While it's interesting, knowing the number of times called doesn't have anything to do with how much time is spent in them. Which is what Time Profiler is all about. In fact, since it does sampling, it cannot answer how many times.
It seems you cannot use Time Profiler for counting function calls. This question seems to address potential methods for counting.
W/ respect to self and #self:
Self is "The number of times the symbol calls itself." according to the Apple Docs on the Time Profiler.
From the way the numbers look though, it seems self is the summed duration of samples that had this symbol at the bottom of its stack trace. That would make:
# self: the number of samples where this symbol was at the bottom of the stack trace
% self: the percent of self samples relative to total samples of currently displayed call tree
(eg - #self / total samples).
So this wouldn't tell you how many times a method was called. But it would give you an idea how much time is spent in a method or lower in the call tree.
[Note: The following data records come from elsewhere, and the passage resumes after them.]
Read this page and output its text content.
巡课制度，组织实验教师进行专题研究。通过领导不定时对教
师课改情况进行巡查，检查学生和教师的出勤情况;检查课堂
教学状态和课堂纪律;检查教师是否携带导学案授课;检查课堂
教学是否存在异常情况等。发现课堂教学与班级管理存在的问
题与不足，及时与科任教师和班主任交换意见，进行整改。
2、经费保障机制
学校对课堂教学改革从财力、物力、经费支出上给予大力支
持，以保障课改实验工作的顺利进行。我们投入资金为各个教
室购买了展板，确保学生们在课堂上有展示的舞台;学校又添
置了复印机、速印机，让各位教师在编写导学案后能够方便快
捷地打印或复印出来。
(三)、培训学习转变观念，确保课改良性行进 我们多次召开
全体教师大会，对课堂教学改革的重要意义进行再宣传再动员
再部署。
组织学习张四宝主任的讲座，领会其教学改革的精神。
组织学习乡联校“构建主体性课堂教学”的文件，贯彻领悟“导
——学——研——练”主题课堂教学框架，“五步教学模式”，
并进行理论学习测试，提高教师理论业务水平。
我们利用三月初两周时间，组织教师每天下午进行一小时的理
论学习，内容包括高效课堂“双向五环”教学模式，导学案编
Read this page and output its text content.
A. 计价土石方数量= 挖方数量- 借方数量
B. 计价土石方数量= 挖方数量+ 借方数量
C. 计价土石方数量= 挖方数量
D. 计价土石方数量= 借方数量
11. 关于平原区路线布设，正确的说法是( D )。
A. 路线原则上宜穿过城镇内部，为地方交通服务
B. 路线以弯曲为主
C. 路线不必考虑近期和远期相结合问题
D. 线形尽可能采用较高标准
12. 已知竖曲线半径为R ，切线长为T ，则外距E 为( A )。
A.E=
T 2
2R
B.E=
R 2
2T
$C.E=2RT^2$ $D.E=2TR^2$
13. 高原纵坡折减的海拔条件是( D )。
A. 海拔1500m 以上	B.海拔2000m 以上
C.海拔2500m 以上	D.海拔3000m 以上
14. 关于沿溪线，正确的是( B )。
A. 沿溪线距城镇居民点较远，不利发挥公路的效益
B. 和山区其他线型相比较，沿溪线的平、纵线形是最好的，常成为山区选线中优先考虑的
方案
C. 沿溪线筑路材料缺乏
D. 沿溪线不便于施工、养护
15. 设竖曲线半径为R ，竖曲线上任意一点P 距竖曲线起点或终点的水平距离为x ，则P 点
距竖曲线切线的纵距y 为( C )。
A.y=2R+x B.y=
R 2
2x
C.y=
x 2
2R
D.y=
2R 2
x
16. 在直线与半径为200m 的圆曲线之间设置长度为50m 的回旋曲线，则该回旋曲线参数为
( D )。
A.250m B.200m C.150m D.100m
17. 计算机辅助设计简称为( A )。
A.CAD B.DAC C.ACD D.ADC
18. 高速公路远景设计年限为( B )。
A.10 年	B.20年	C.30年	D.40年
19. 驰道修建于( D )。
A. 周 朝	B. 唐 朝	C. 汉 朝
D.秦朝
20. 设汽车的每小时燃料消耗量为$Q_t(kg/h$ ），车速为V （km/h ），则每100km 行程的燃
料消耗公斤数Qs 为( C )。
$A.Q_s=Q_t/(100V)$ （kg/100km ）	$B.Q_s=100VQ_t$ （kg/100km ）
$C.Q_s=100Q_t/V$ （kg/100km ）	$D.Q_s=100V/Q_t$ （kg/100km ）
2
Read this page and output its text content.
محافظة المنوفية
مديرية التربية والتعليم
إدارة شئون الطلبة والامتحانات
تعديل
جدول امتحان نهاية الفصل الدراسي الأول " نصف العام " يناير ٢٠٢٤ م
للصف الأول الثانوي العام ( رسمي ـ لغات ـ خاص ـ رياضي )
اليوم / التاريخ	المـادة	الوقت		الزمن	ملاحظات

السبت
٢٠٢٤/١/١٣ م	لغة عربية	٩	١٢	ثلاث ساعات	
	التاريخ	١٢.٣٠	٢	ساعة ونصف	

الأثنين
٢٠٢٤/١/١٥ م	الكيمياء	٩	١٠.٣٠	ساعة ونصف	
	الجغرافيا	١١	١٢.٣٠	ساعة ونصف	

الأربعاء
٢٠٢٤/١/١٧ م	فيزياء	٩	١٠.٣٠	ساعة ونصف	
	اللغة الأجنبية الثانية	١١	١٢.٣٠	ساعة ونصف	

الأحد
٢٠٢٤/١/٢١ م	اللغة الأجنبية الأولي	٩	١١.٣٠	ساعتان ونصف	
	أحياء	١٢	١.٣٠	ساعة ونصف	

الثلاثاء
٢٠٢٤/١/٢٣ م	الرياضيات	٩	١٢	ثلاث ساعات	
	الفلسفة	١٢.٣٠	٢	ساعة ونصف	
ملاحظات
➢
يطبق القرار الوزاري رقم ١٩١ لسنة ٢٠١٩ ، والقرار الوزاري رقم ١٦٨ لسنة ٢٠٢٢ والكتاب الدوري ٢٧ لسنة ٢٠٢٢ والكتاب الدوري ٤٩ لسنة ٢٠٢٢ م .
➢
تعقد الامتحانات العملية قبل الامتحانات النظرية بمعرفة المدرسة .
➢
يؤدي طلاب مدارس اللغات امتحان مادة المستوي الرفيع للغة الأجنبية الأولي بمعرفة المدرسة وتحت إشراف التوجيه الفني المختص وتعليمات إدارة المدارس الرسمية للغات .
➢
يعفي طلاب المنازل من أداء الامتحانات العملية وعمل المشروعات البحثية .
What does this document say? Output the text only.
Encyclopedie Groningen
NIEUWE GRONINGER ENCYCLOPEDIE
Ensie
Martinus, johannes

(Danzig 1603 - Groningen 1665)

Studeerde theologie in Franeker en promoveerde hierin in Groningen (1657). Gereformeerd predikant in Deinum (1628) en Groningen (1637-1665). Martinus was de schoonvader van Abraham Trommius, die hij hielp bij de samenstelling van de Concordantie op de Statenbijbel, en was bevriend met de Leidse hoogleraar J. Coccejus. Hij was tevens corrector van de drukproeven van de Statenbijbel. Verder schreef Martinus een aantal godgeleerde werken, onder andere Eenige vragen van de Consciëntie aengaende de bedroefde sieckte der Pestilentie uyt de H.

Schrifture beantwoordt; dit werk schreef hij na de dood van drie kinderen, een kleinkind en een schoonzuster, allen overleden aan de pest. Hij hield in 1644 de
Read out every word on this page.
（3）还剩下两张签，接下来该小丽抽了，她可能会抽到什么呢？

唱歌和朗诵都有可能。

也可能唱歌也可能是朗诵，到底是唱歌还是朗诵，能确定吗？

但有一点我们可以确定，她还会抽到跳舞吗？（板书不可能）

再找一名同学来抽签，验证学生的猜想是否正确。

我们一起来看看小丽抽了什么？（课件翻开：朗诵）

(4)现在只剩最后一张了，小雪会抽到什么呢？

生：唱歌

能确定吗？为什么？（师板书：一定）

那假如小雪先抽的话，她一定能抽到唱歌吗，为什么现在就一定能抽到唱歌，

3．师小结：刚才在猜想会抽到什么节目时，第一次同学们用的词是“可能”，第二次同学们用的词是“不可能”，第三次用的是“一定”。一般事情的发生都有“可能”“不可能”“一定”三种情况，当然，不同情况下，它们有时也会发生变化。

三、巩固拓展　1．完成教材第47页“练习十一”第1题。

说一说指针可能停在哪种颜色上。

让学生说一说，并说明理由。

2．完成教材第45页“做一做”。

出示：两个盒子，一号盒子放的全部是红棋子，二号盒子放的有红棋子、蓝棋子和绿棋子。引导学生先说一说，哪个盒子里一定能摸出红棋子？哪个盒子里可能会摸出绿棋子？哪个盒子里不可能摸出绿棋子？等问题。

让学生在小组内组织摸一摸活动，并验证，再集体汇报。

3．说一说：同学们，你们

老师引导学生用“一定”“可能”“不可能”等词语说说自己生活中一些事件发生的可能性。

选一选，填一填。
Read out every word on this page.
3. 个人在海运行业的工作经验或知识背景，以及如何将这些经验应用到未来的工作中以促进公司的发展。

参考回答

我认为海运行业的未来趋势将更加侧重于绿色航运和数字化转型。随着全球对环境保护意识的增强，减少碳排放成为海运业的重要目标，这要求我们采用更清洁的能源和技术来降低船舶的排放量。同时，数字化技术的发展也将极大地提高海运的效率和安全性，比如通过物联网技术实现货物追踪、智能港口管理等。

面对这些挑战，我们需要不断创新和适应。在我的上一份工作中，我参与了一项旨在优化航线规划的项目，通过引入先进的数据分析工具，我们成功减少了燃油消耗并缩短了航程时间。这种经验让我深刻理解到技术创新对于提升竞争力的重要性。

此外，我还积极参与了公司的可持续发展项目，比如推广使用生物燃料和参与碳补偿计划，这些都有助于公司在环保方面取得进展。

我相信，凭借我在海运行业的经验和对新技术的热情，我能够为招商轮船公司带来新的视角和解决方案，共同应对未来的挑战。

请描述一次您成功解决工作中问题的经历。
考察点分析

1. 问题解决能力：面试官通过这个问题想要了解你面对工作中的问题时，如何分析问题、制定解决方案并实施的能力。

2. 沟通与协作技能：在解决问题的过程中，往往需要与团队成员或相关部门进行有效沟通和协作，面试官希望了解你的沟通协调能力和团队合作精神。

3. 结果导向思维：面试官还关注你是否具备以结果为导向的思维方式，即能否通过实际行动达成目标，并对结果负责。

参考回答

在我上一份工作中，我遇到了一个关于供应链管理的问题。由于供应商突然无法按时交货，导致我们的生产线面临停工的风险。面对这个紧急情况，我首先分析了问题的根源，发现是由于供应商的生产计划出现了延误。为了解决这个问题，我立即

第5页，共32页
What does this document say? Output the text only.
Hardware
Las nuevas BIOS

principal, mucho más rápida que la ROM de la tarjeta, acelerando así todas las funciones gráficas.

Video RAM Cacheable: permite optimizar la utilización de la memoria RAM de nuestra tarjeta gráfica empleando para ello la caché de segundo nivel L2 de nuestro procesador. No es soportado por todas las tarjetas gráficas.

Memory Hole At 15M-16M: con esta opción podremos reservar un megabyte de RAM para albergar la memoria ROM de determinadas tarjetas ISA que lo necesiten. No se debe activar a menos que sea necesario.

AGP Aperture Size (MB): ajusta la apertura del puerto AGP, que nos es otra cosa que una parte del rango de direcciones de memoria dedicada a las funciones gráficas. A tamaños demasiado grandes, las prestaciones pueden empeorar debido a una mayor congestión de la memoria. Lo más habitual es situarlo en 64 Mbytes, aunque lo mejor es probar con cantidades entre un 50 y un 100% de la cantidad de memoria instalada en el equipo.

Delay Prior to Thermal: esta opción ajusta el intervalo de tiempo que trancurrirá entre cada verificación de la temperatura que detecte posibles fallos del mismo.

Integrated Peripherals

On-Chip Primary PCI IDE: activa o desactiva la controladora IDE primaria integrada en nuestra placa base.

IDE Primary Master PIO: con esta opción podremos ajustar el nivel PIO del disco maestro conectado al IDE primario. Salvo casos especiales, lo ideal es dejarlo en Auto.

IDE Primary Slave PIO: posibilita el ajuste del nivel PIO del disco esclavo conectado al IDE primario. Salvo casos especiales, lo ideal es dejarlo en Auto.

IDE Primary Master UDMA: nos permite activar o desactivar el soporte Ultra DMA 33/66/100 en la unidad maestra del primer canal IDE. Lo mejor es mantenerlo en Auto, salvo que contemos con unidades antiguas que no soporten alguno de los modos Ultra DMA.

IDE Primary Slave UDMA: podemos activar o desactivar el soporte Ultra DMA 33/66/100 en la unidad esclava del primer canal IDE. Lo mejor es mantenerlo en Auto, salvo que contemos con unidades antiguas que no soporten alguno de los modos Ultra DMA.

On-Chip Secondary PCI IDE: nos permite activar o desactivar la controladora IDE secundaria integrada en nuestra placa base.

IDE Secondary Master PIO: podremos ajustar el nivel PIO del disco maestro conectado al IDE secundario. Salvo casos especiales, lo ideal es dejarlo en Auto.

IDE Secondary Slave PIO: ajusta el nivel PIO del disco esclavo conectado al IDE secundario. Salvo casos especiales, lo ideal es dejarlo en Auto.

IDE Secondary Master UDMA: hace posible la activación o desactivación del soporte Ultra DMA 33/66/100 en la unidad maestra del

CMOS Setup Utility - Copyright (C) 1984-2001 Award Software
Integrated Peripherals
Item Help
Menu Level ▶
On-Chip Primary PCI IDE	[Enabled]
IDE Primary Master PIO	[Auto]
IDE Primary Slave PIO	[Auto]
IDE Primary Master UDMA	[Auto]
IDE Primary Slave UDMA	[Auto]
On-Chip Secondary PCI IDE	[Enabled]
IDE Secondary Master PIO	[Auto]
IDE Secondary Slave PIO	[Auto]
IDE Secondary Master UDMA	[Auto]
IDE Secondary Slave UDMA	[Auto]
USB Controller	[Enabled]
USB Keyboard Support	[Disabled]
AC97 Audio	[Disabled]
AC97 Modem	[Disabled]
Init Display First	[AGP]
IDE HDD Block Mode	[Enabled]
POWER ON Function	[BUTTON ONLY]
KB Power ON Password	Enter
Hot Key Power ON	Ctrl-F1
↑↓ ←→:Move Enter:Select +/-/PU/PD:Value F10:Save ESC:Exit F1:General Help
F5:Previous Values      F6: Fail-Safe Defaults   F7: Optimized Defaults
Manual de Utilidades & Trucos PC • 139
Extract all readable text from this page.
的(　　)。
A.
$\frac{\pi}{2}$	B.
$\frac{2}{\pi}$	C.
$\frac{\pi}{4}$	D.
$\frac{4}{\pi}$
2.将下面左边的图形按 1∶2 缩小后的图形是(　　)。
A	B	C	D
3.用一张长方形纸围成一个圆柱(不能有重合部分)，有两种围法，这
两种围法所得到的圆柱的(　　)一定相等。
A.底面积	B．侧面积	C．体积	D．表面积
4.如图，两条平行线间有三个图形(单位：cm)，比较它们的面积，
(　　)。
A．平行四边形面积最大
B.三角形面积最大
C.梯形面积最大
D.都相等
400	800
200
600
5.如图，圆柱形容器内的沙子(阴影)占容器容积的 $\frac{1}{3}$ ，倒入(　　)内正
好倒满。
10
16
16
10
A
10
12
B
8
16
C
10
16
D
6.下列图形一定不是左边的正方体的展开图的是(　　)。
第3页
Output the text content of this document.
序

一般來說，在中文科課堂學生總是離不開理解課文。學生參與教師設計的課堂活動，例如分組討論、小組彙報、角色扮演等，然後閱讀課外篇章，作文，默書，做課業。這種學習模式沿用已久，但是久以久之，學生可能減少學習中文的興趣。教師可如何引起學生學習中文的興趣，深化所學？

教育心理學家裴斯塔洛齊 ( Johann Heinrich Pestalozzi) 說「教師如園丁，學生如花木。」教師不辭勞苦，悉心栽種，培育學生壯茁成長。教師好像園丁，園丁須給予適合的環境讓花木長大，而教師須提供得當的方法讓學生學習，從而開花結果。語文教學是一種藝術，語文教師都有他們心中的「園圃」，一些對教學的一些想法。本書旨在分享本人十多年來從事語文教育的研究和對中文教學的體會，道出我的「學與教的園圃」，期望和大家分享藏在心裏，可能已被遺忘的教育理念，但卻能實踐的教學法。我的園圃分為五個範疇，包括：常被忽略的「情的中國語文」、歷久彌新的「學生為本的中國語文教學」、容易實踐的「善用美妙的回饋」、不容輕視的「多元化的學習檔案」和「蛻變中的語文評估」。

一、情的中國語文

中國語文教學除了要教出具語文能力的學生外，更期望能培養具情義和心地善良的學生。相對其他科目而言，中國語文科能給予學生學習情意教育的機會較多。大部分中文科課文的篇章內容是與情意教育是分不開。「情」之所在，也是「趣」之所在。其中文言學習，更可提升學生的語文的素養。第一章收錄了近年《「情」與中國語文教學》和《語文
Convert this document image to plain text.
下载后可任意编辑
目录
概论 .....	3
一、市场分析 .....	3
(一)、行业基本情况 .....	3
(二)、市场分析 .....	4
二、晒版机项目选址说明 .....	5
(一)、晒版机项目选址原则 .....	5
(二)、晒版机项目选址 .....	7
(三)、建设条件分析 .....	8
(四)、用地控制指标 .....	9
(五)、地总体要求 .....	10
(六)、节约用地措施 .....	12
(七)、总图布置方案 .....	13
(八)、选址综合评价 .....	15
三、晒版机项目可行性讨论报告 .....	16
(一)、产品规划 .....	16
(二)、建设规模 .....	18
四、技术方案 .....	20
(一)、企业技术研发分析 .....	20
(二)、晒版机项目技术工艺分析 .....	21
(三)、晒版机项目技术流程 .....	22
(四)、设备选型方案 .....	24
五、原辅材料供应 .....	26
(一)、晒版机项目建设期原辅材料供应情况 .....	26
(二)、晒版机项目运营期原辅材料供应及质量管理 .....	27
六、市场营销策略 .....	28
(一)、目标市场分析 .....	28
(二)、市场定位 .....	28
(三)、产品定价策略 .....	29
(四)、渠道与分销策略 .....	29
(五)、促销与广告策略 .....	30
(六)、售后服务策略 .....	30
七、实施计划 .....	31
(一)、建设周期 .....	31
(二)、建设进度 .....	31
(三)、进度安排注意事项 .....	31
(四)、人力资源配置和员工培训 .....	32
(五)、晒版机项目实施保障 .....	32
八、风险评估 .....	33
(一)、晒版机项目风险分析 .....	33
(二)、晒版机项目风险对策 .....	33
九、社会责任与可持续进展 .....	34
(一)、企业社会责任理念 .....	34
NOTE: I too am unsure about the various 'self' meanings though. Would love to see someone answer this authoritatively. Arrived here searching for that...
IF your objective is to find out what you need to fix to make the program as fast as possible,
Number of calls and self time may be interesting but are irrelevant.
Look at my answer to this question, in particular points 6 and 8.
EDIT: To clarify the point further, suppose the following is the timeline of execution of the program. Some of that time (in this case about 50%) is spent in an activity that can be removed, if you know what it is, such as needless buried I/O, excessive calls to new, runaway notifications, or "insignificant" data validation. If a random-time sample is taken, it has a 50% chance of occurring in that activity, and an examination of the call stack and/or program variables shows that it is doing something that can be removed. Then, if 10 such samples are taken, the activity will be seen on roughly 5 of them, regardless of whether the activity occurs in a few large chunks of time, or many small ones. The activity may be a few lines of code in a function doing something unnecessary, or it may be something much more generalized. Regardless, you recognize it, fix it, and get roughly a factor of 2 speedup. Call counts and self time contribute nothing to this process.